The report said the 12 were boys and men under the age of 21, almost all of them had come from Afghanistan and had applied for a residence permit in 2015.

Most of them were going through the typical lengthy asylum process in Sweden, as once they turn 18 they come under the responsibility of the Migration Agency, no longer having the same rights and security they had as minors, and have to go through a new asylum procedure for adults

Media also reported that while some of those who committed suicide had already been rejected, some had been granted residence permits.

The survey conducted by researchers at the Karolinska Institute in Stockholm concluded that the risk of suicide among unaccompanied refugee minors and young migrants in 2017 was nine times higher than the Swedish population. In comparison, less than 10 incidents of suicide were reported in the country for 2016, while there were zero events in 2015.

Swedish authorities attribute the higher risk of suicide among young refugees to the hardships they go through before reaching and during their stay at Sweden.

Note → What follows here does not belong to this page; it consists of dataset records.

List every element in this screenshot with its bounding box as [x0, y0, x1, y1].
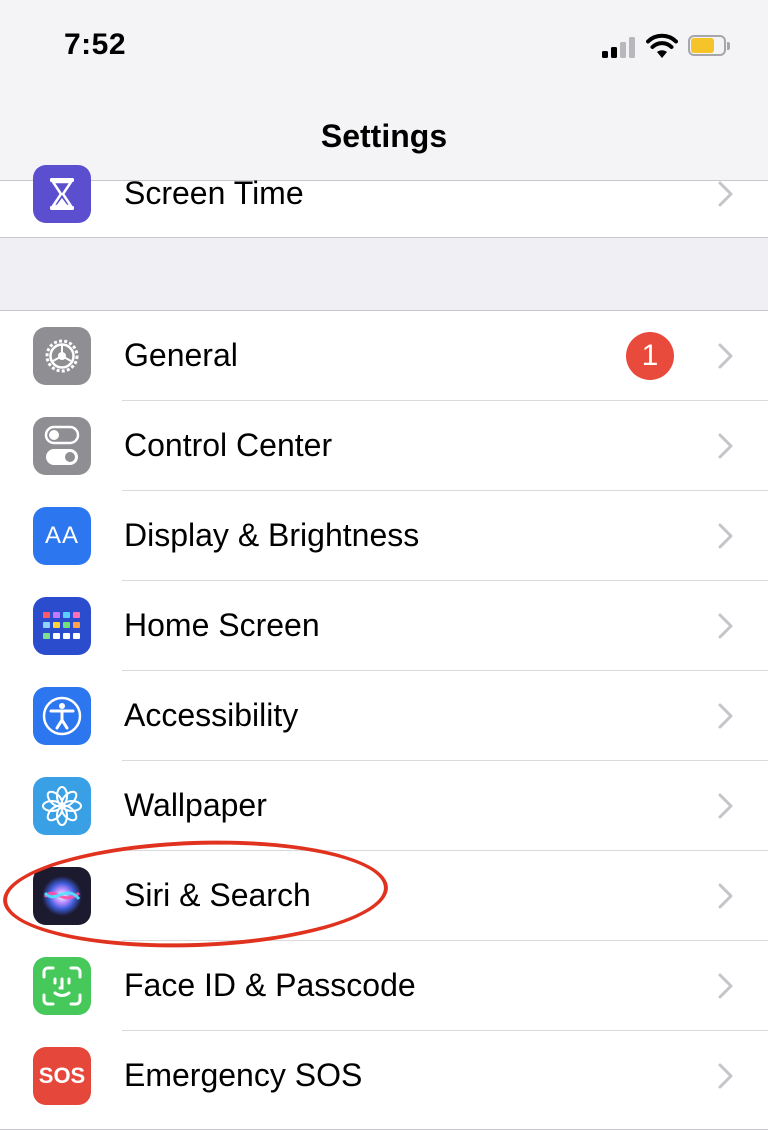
accessibility-person-icon — [33, 687, 91, 745]
settings-row-label: Control Center — [124, 427, 333, 463]
battery-icon — [688, 35, 732, 58]
settings-row-home-screen[interactable]: Home Screen — [0, 581, 768, 671]
flower-icon — [33, 777, 91, 835]
icon-text: AA — [44, 522, 79, 549]
settings-row-accessibility[interactable]: Accessibility — [0, 671, 768, 761]
settings-row-label: Display & Brightness — [124, 517, 420, 553]
chevron-right-icon — [718, 703, 733, 729]
gear-icon — [33, 327, 91, 385]
settings-row-emergency-sos[interactable]: SOS Emergency SOS — [0, 1031, 768, 1121]
app-grid-icon — [33, 597, 91, 655]
notification-badge: 1 — [626, 332, 674, 380]
chevron-right-icon — [718, 973, 733, 999]
settings-row-label: Wallpaper — [124, 787, 267, 823]
settings-row-label: General — [124, 337, 238, 373]
sos-icon: SOS — [33, 1047, 91, 1105]
settings-main-group: General 1 Control Center AA Display & Br… — [0, 310, 768, 1130]
settings-row-label: Accessibility — [124, 697, 299, 733]
chevron-right-icon — [718, 793, 733, 819]
face-id-icon — [33, 957, 91, 1015]
icon-text: SOS — [38, 1063, 86, 1088]
settings-row-label: Emergency SOS — [124, 1057, 363, 1093]
settings-row-control-center[interactable]: Control Center — [0, 401, 768, 491]
chevron-right-icon — [718, 1063, 733, 1089]
wifi-icon — [646, 33, 678, 58]
settings-row-general[interactable]: General 1 — [0, 311, 768, 401]
status-bar: 7:52 — [0, 0, 768, 90]
screen-time-group: Screen Time — [0, 165, 768, 238]
text-size-icon: AA — [33, 507, 91, 565]
settings-row-face-id-passcode[interactable]: Face ID & Passcode — [0, 941, 768, 1031]
cellular-signal-icon — [602, 36, 638, 58]
settings-row-label: Face ID & Passcode — [124, 967, 416, 1003]
hourglass-icon — [33, 165, 91, 223]
settings-row-display-brightness[interactable]: AA Display & Brightness — [0, 491, 768, 581]
settings-row-wallpaper[interactable]: Wallpaper — [0, 761, 768, 851]
status-time: 7:52 — [64, 28, 127, 61]
chevron-right-icon — [718, 181, 733, 207]
toggle-switches-icon — [33, 417, 91, 475]
chevron-right-icon — [718, 523, 733, 549]
chevron-right-icon — [718, 343, 733, 369]
chevron-right-icon — [718, 433, 733, 459]
chevron-right-icon — [718, 613, 733, 639]
settings-row-label: Screen Time — [124, 175, 304, 211]
settings-row-label: Home Screen — [124, 607, 320, 643]
chevron-right-icon — [718, 883, 733, 909]
settings-row-screen-time[interactable]: Screen Time — [0, 149, 768, 239]
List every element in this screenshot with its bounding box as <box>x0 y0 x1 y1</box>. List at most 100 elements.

"A lot of them have lived through traumatic experiences before even leaving their homeland – they've been child laborers, suffered abuse or have little or no schooling – and then also during their journey to Sweden, and finally when they actually get here," The Local quoted Petra Rinman, the director of the Expertise Center for Unaccompanied Children and Adolescents under the National Board of Health as saying.

The report said that among unaccompanied minors and youths in Sweden between 10 and 21 years of age, The suicide rate among this age group was 51.2 per 100,000 individuals in 2017, compared with just 5.2 per 100,000 among their Swedish peers.

As bleak and worrying the numbers are, Ellenor Mittendorfer-Rutz, one of the authors of the report, says the real suicide rate is likely even higher due to the difficulty of tracking these children, and lack of reports to the police.

According to Migration Agency data, a total of 40,574 unaccompanied refugee children and youths between 10 and 24 years of age had sought asylum in the country in 2015. These figures dropped slightly in 2016 and 2017, with 35,411 and 23,425 registries respectively.